O fim de quase todas as coisas.
quarta-feira, 14 de dezembro de 2016
Por Abu Fobiya
Durante a maior parte do tempo em que vagou a esmo pelo cosmo, o planeta conhecido como Terra não teve relevo, cheiro e nem cor, semelhante a uma grande e vazia esfera de grafite, com superfícies perfeitamente planas e entediantes.

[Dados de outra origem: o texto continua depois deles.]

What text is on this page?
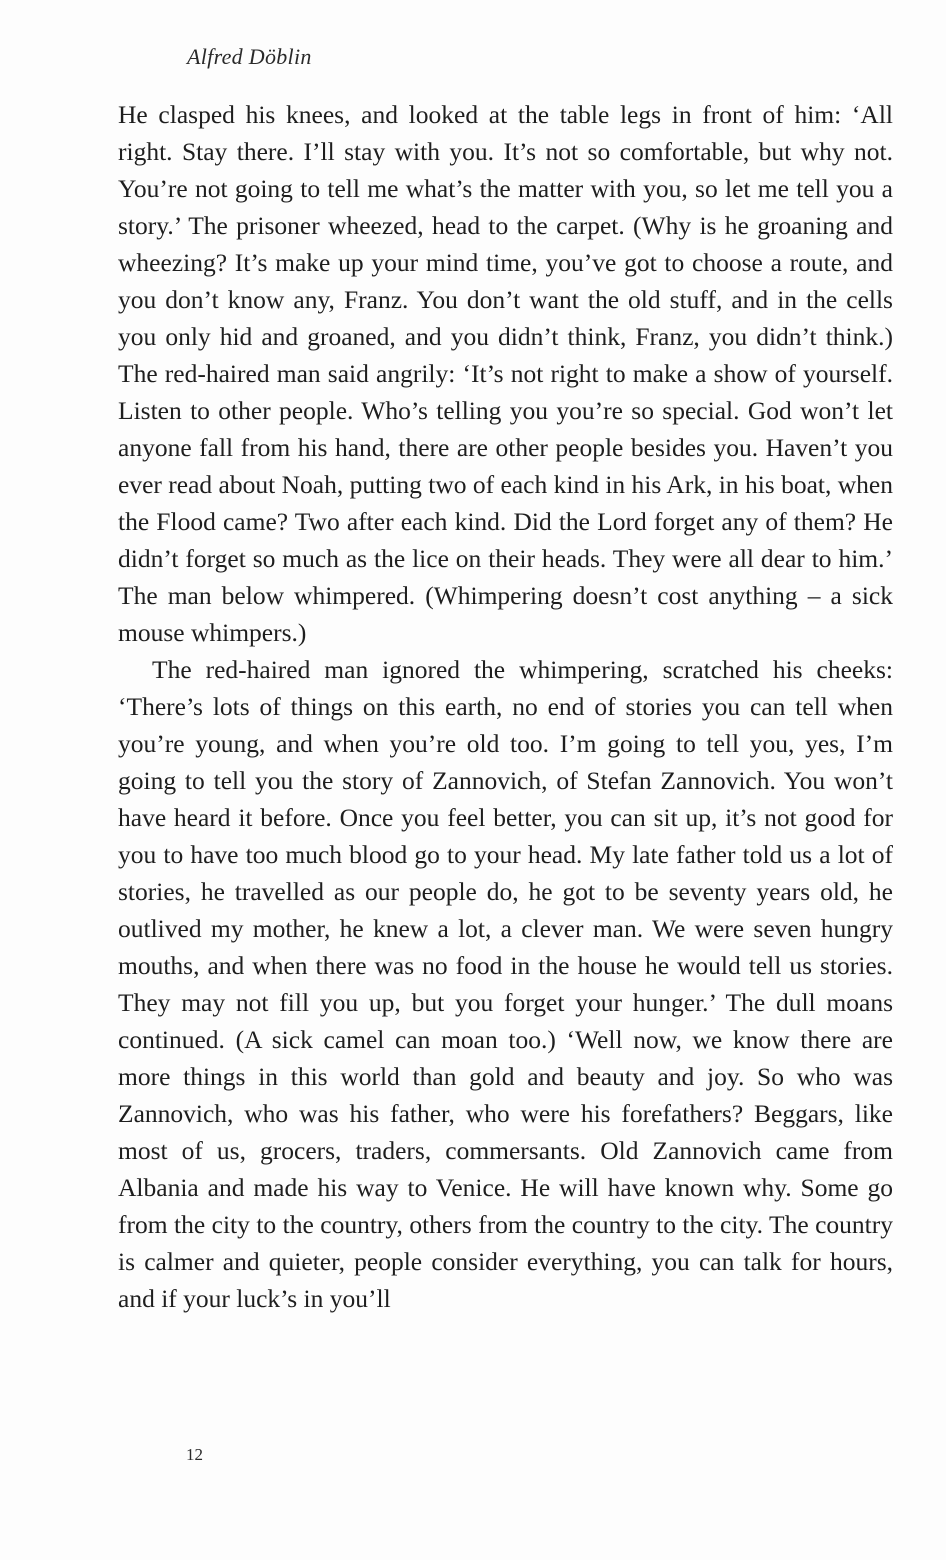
Alfred Döblin

He clasped his knees, and looked at the table legs in front of him: ‘All right. Stay there. I’ll stay with you. It’s not so comfortable, but why not. You’re not going to tell me what’s the matter with you, so let me tell you a story.’ The prisoner wheezed, head to the carpet. (Why is he groaning and wheezing? It’s make up your mind time, you’ve got to choose a route, and you don’t know any, Franz. You don’t want the old stuff, and in the cells you only hid and groaned, and you didn’t think, Franz, you didn’t think.) The red-haired man said angrily: ‘It’s not right to make a show of yourself. Listen to other people. Who’s telling you you’re so special. God won’t let anyone fall from his hand, there are other people besides you. Haven’t you ever read about Noah, putting two of each kind in his Ark, in his boat, when the Flood came? Two after each kind. Did the Lord forget any of them? He didn’t forget so much as the lice on their heads. They were all dear to him.’ The man below whimpered. (Whimpering doesn’t cost anything – a sick mouse whimpers.)

The red-haired man ignored the whimpering, scratched his cheeks: ‘There’s lots of things on this earth, no end of stories you can tell when you’re young, and when you’re old too. I’m going to tell you, yes, I’m going to tell you the story of Zannovich, of Stefan Zannovich. You won’t have heard it before. Once you feel better, you can sit up, it’s not good for you to have too much blood go to your head. My late father told us a lot of stories, he travelled as our people do, he got to be seventy years old, he outlived my mother, he knew a lot, a clever man. We were seven hungry mouths, and when there was no food in the house he would tell us stories. They may not fill you up, but you forget your hunger.’ The dull moans continued. (A sick camel can moan too.) ‘Well now, we know there are more things in this world than gold and beauty and joy. So who was Zannovich, who was his father, who were his forefathers? Beggars, like most of us, grocers, traders, commersants. Old Zannovich came from Albania and made his way to Venice. He will have known why. Some go from the city to the country, others from the country to the city. The country is calmer and quieter, people consider everything, you can talk for hours, and if your luck’s in you’ll

12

Preso às memórias da época em que as areias do tempo ainda caíam, Charon costumava visitar aquele planeta esquecido e sentar-se no vazio, igual a todos os outros vazios, por onde um dia passou o rio Estige. Foi quando uma ninfa curiosa, vinda de alguma estrela ou sonho perto dali, aproximou-se e perguntou ao ancião o que ele fazia num lugar tão desolado.
“Tão pequenos e tão frágeis. Eram pouco mais do que um amontoado de tecidos, ossos e pouca consciência”, descreveu. “Mas por breve instante reinaram sobre seres muito mais poderosos e dignos.”
Contou-lhe sobre suas emoções, tão únicas e efêmeras, riu de suas criações, vistas como meros deboches pelos deuses, erigidas com base em interpretações obtusas de suas leis. A visitante ficou estupefata ante os relatos de espécie tão notável, que desapareceu de forma tão repentina, como se os deuses quisessem apagá-la de seus livros. Ao lado de Charon, a ninfa percorreu a lisa esfera de grafite, tentando imaginar onde outrora houve cidades, florestas e sonhos. E em meio a todo aquele vazio histérico, Charon apontou o dedo para a única construção remanescente:
“É uma casa”, disse o barqueiro. “Coisas inomináveis aconteceram aí. Personagens e feitos que por milênios inspiraram pesadelos. Foram-se seus habitantes, vieram os outros, foi-se a floresta, vieram as cidades, foi-se o mundo, vieram os demônios, foi-se o tempo, veio o nada. E, da era dos homens, esta pequena casa foi tudo o que restou.”
A ninfa se aproximou da construção e tocou as paredes esbranquiçadas, feitas de barro e pedra amontoados sobre lascas de árvores. Abaixou-se para passar pela pequena porta redonda, e observou o interior repleto de objetos de formas indecifráveis. Depois de alguns instantes em silêncio, perguntou:
“Diga-me, barqueiro, qual o nome do homem que construiu tal maravilha, capaz de resistir ao tempo, ao vento e ao fim?”
“Homem?”, riu Charon. “Não foi um homem quem construiu esta casa. Foi um porco.”